Perfil

ALBERTO VINICIUS PETRY

36 anos, filho de Inez e Heitor Petry. Natural de Taquara, reside em Igrejinha. Casado com Fernanda Ritter, pai de Alice Ritter Petry. Advogado, é servidor público concursado com atuação na gestão de contratos e licitações.

Procuro ser útil e proativo a comunidade em que vivo.

Conte-nos de sua relação com Igrejinha: cresci e me desenvolvi na cidade de Igrejinha, por esta comunidade tenho um grande carinho, local que nos inspira ao voluntariado, a dedicação ao trabalho profissional e ao compromisso social.

Como é o trabalho na função de presidente do Federação Gaúcha de Voo Livre? Exerço uma função de mediação dos interesses de mais 300 atletas gaúchos e 13 clubes/associações de voo livre do Rio Grande do Sul com o sistema confederativo nacional, buscando promover eventos e competições, qualificação de atletas, combate a prática irregular do desporto e a prevenção de incidentes aerodesportivos. Tenho me dedicado, junto com a diretoria da FGVL, em captar recursos, promover e sediar grandes eventos de repercussão nacional e internacional no estado do Rio Grande do Sul.

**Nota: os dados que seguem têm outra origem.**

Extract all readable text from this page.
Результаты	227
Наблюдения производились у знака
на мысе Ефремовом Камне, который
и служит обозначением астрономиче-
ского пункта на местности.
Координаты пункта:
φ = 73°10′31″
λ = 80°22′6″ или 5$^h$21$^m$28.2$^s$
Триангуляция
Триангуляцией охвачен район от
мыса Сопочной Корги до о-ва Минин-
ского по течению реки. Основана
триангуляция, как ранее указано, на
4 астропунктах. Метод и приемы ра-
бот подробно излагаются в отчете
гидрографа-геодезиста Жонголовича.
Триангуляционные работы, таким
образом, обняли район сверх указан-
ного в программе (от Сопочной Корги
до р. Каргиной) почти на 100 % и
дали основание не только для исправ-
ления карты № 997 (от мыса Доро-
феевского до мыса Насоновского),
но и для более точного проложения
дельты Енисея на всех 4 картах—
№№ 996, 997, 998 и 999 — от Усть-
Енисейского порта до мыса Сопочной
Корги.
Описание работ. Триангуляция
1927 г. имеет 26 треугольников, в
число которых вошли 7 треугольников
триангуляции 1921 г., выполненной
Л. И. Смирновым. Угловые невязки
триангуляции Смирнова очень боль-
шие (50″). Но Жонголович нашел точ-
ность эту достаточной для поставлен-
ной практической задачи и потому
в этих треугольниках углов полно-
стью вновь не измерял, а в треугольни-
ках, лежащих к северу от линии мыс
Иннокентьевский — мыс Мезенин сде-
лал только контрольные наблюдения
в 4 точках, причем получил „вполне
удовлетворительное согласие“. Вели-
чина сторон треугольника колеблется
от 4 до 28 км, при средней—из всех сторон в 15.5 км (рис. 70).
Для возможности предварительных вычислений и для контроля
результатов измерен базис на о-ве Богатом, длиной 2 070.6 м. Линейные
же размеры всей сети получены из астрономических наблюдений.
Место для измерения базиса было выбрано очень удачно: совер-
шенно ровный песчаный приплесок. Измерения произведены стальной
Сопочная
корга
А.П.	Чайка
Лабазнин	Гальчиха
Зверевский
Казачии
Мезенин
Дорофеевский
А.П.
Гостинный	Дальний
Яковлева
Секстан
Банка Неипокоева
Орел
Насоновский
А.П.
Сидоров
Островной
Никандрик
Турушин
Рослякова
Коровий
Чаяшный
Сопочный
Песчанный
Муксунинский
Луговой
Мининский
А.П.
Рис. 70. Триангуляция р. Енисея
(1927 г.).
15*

Como você pratica voo livre e o que ela representa para você? Sou piloto há 15 anos, sendo que, destes, dois foram voando de Asa Delta e os últimos 13 tenho voado apenas de Paraglider. O voo livre para mim é como o futebol para grande maioria dos brasileiros, é uma paixão, ele é meu esporte, invisto nele, treino muito, estudo ele, e, se fosse possível praticaria diariamente ou até profissionalmente. Trata-se de um esporte radical, de relativo risco, portanto procuro voar com responsabilidade e prudência a fim de minimizar os riscos. Praticar o voo livre é certeza satisfação, cada voo é uma experiência nova e indescritível. Quem sonha em voar, encontra neste esporte a forma mais acessível no Brasil.

Na sua opinião, este tipo de esporte poderia ter mais investimento no Brasil? Em nosso país, o futebol é quem recebe o maior volume de patrocínios público e privados de incetivo ao esporte, e, em curto prazo não há expectativa de mudança neste cenário. Somente o esforço coletivo de atletas, federações e clubes tem viabilizado grandes competições, que eventualmente contam com apoio público. Felizmente em Igrejinha o voo livre tem sido valorizado pela administração pública, que tem sido parceira para realização de eventos e investimentos em infraestrutura no Morro Alto da Pedra (Morro da Asa) em Igrejinha.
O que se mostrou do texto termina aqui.